Writing Gay Buffet has been the urgent catalyst to change my behavior, to become more focused, to curb my relationship with my phone, and to seek out real connection and build Queer community.
In the weeks and months to come, I will be talking a lot more about this. I’ll be exposing the many secret ways that we as Queer people are being manipulated. Give you actionable steps to counteract the lure of our dopamine society. And figure out how we can bring this community energy off the screens and into our real lives.
It’s time we start practicing our connection skills again, and sometimes all it takes is a simple yes to feel a lot less lonely.
Real World Wisdom
Right now, we are bombarded with heard wisdom. We have more information than we know what to do with, and all that information is warping our known wisdom; how we view the world. But we’re losing our experiential wisdom to our screens at an alarming rate, and that’s what I’m desperate to bring back.

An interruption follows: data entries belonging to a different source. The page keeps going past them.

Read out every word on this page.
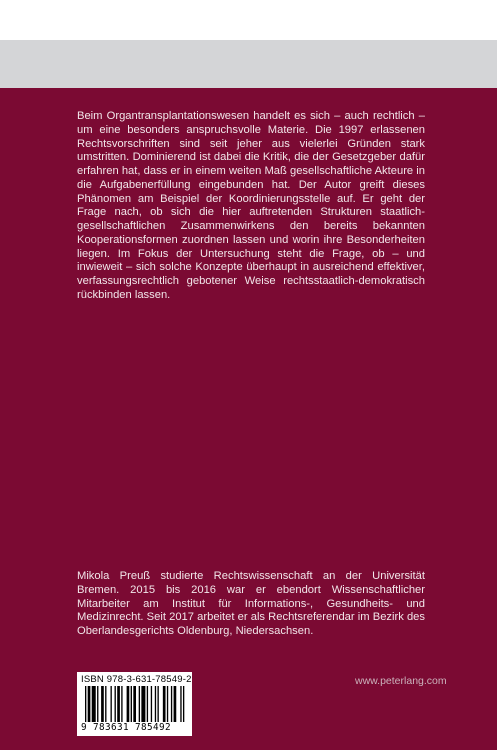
Beim Organtransplantationswesen handelt es sich – auch rechtlich – um eine besonders anspruchsvolle Materie. Die 1997 erlassenen Rechtsvorschriften sind seit jeher aus vielerlei Gründen stark umstritten. Dominierend ist dabei die Kritik, die der Gesetzgeber dafür erfahren hat, dass er in einem weiten Maß gesellschaftliche Akteure in die Aufgabenerfüllung eingebunden hat. Der Autor greift dieses Phänomen am Beispiel der Koordinierungsstelle auf. Er geht der Frage nach, ob sich die hier auftretenden Strukturen staatlich-gesellschaftlichen Zusammenwirkens den bereits bekannten Kooperationsformen zuordnen lassen und worin ihre Besonderheiten liegen. Im Fokus der Untersuchung steht die Frage, ob – und inwieweit – sich solche Konzepte überhaupt in ausreichend effektiver, verfassungsrechtlich gebotener Weise rechtsstaatlich-demokratisch rückbinden lassen.

Mikola Preuß studierte Rechtswissenschaft an der Universität Bremen. 2015 bis 2016 war er ebendort Wissenschaftlicher Mitarbeiter am Institut für Informations-, Gesundheits- und Medizinrecht. Seit 2017 arbeitet er als Rechtsreferendar im Bezirk des Oberlandesgerichts Oldenburg, Niedersachsen.

ISBN 978-3-631-78549-2
9 783631 785492
www.peterlang.com
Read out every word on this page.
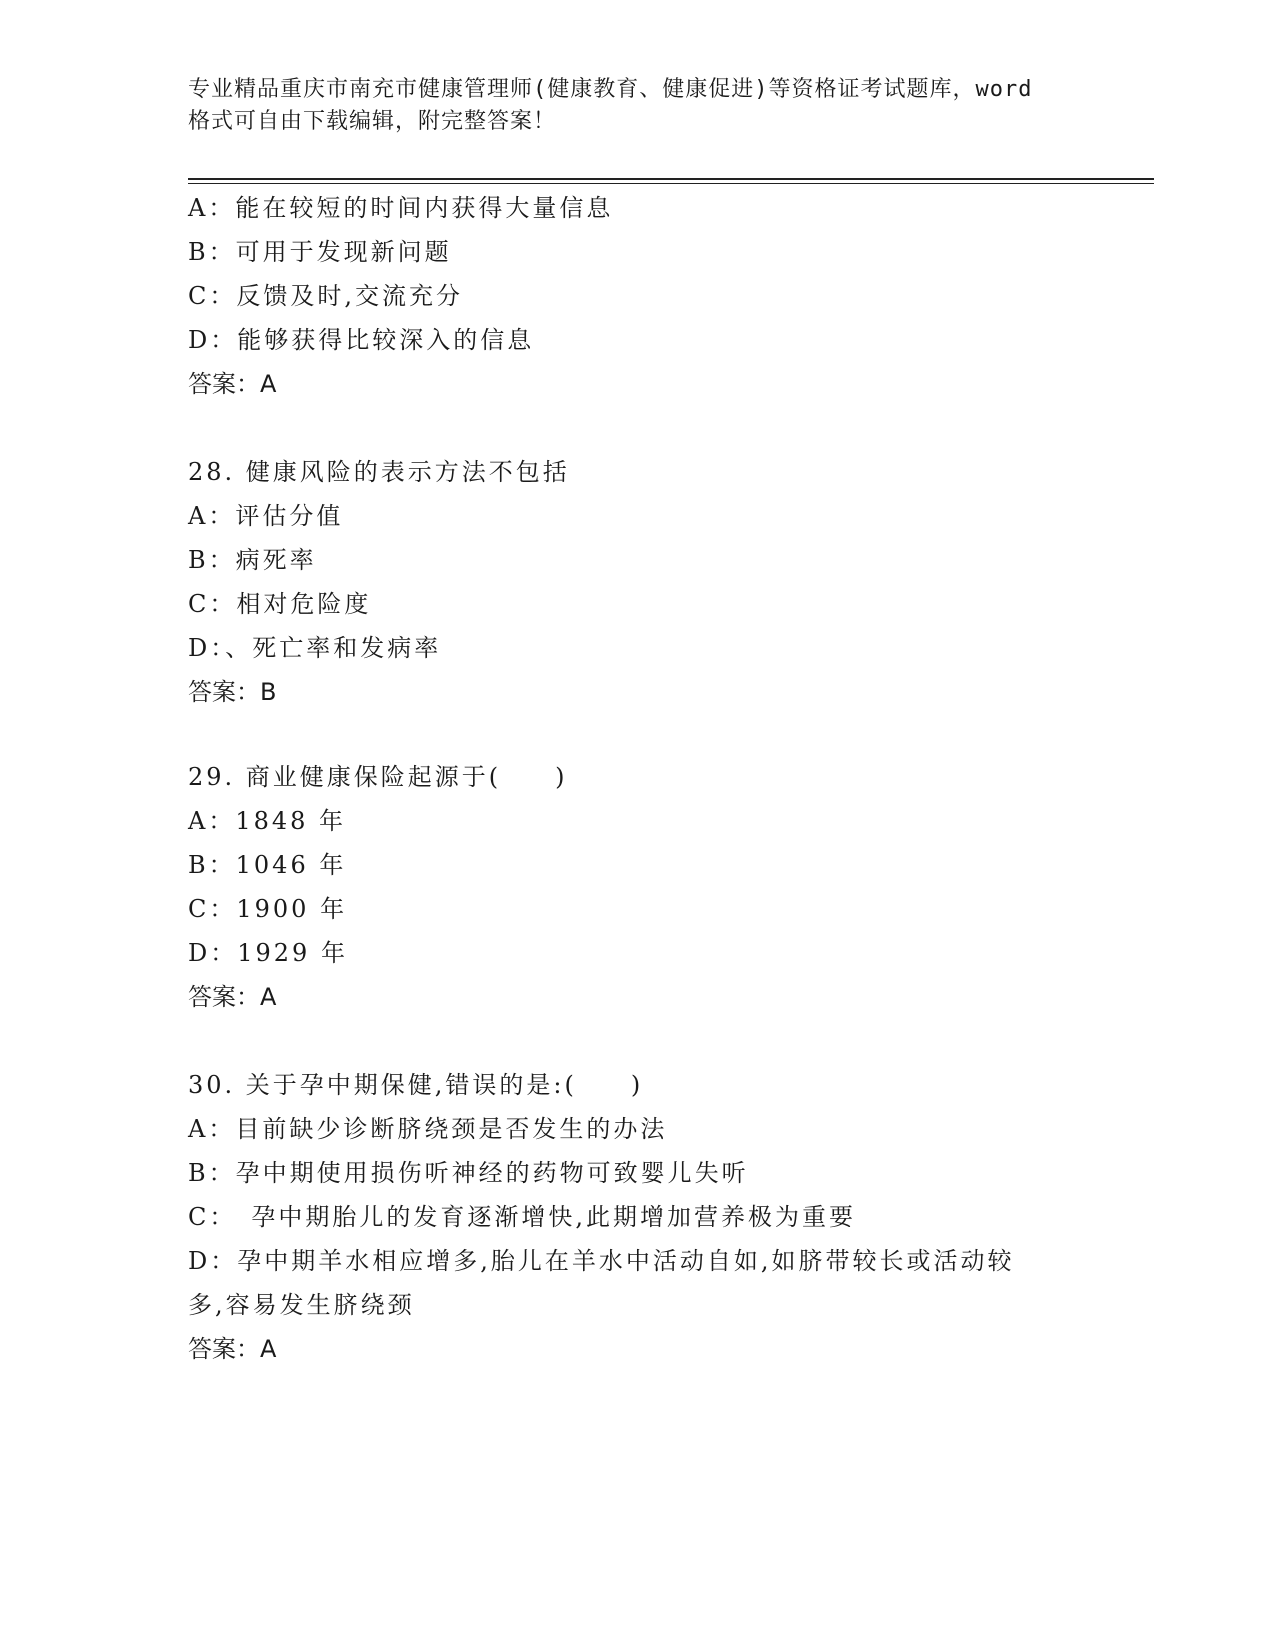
专业精品重庆市南充市健康管理师(健康教育、健康促进)等资格证考试题库，word
格式可自由下载编辑，附完整答案！
A：能在较短的时间内获得大量信息
B：可用于发现新问题
C：反馈及时,交流充分
D：能够获得比较深入的信息
答案：A
28. 健康风险的表示方法不包括
A：评估分值
B：病死率
C：相对危险度
D：、死亡率和发病率
答案：B
29. 商业健康保险起源于(　　)
A：1848 年
B：1046 年
C：1900 年
D：1929 年
答案：A
30. 关于孕中期保健,错误的是:(　　)
A：目前缺少诊断脐绕颈是否发生的办法
B：孕中期使用损伤听神经的药物可致婴儿失听
C：　孕中期胎儿的发育逐渐增快,此期增加营养极为重要
D：孕中期羊水相应增多,胎儿在羊水中活动自如,如脐带较长或活动较
多,容易发生脐绕颈
答案：A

I want to sit in peace in the sunshine and feel the grass between my toes. I want to sit and play games with my friends uninterrupted by dings and beeps. I want to get lost in a book and look up to find hours have passed. I want to meet new Queer friends over lunch and expand my life by learning about theirs.
Doesn’t that sound lovely?
I think so.
So, what do you say, will you come on this adventure with me?
P.S. I’d love for you to share your thoughts on this in the comments, and this is not a ploy for engagement; I really want to know who’s out there and make this community more of a two-way street!
Such a good piece. 40 years ago when we had no Internet, the only way I had of meeting fellow gay people was a small ad in the local paper. After collecting the replies from the PO box we met. We arranged get togethers. We went clubbing. Life revolved around people meeting. We dealt with ignorance and bigotry, and just wanting to be accepted, but we supported each other in person, not online. We grew whole communities, built life long friendships, lost friends from AIDS, but it was wonderful. The digital world has opened up bigger divisions and made meeting each other harder. We absolutely need to reconnect on a human level and disconnect on a digital one.
I’ve been living in communal homes for the last ten years and spend a lot less time on my phone because I’m default around my chosen family, and they’re just more fun than my phone. Beau (Instagram.com/gaybritishbear) has been doing an amazing job building queer coliving communities and documenting his learnings along the way. The research on health and longevity is very clear that social connections are the most impactful for our long term health - and what better way to build them than to share the place you spend the most hours of your day.